The Wounded Warriors donated a flag flown in Afghanistan to SIU.

The Wounded Warriors attended the SIUC/Fresno State men's basketball game which was played the night before the hunt in the SIU Arena and were honored at halftime by the fans at the event.

"The win (over Fresno State) pales in comparison to the sacrifices you have made," SIU men's basketball head coach Barry Hinson said. "Thank you for allowing us to be in your presence. You want to come home, come to Southern Illinois. You are family here."

"We were treated like royalty at the game," said Gary Sharp of Fort Campbell, who organizes and works to seek sponsors for the event thoughout the year with Tom Goetz of Jonesboro.

Sharp praised Hinson. He said the new SIUC coach "was inspirational at the game." Sharp said that Hinson talked about how players can be seen as heroes on the basketball court, but disabled veterans "are the real heroes."

Something extra was added to this year's hunt. Behesha Doan, a disabled veteran dog trainer from Carbondale, brought three of her trained dogs to the event. She has been in the dog training business for 21 years and has trained dogs for the military, law enforcement and service.

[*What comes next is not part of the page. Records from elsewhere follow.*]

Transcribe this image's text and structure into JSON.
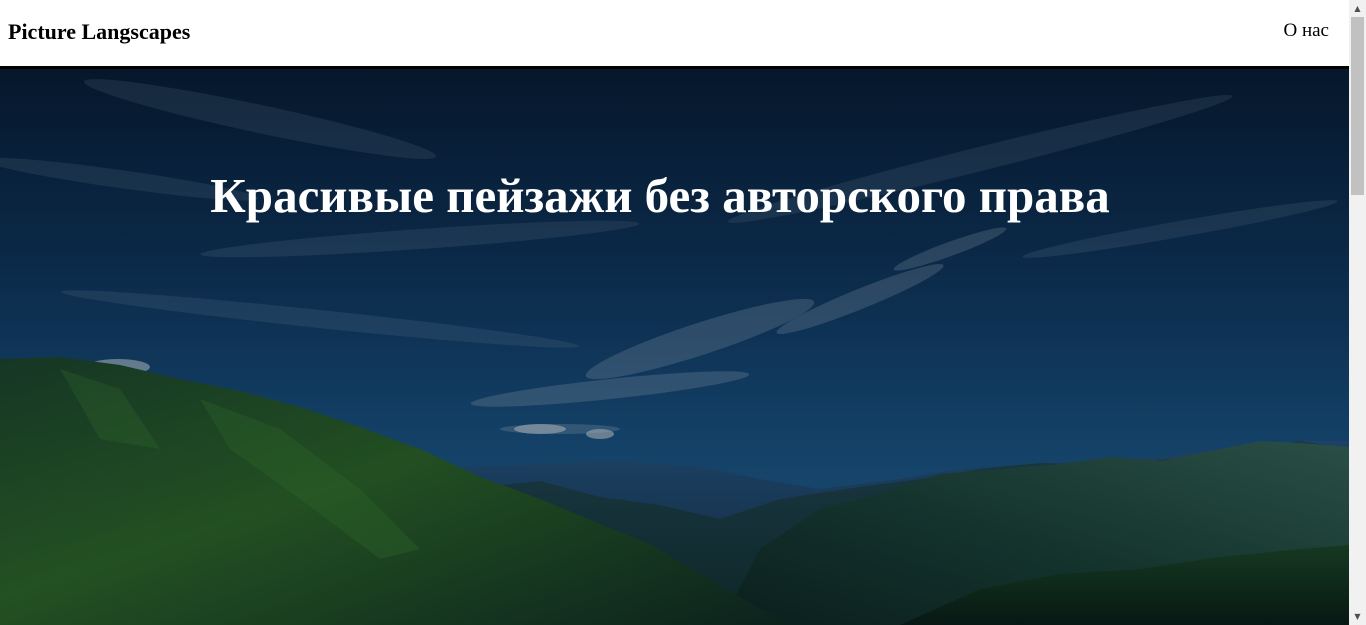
{
  "navbar": {
    "brand": "Picture Langscapes",
    "links": [
      {
        "label": "О нас"
      }
    ]
  },
  "hero": {
    "title": "Красивые пейзажи без авторского права"
  },
  "colors": {
    "nav_background": "#ffffff",
    "nav_border": "#000000",
    "sky_top": "#0b2440",
    "sky_mid": "#14416a",
    "mountain_dark": "#0f2a24",
    "mountain_green": "#2d6b2a",
    "title_text": "#ffffff"
  }
}
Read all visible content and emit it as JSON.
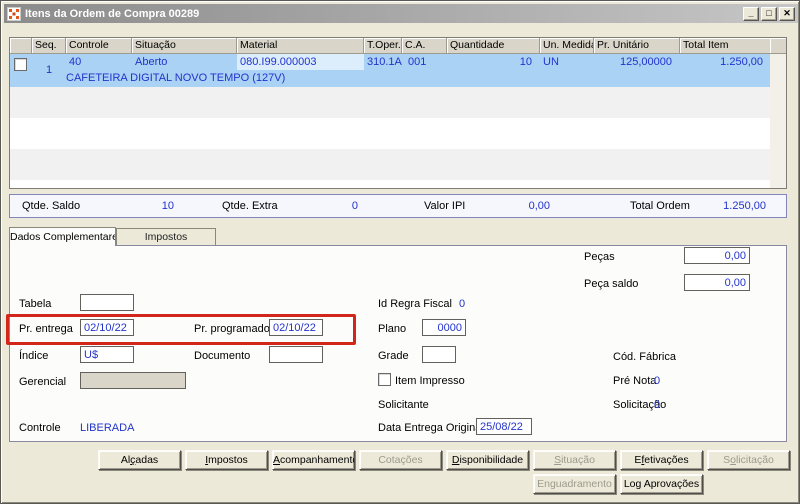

"Thank you for letting us serve you," said Doan. She said her dog training is the only one in the country designed for returning veterans with Post Traumatic Stress Syndrome, PTSD, from the war.

The five different hunting groups participating in the hunt harvested 15 ducks and two snow geese.

"This gets better every year," Sharp said. "God bless all of you (for helping) and I hope we're all able to return next year."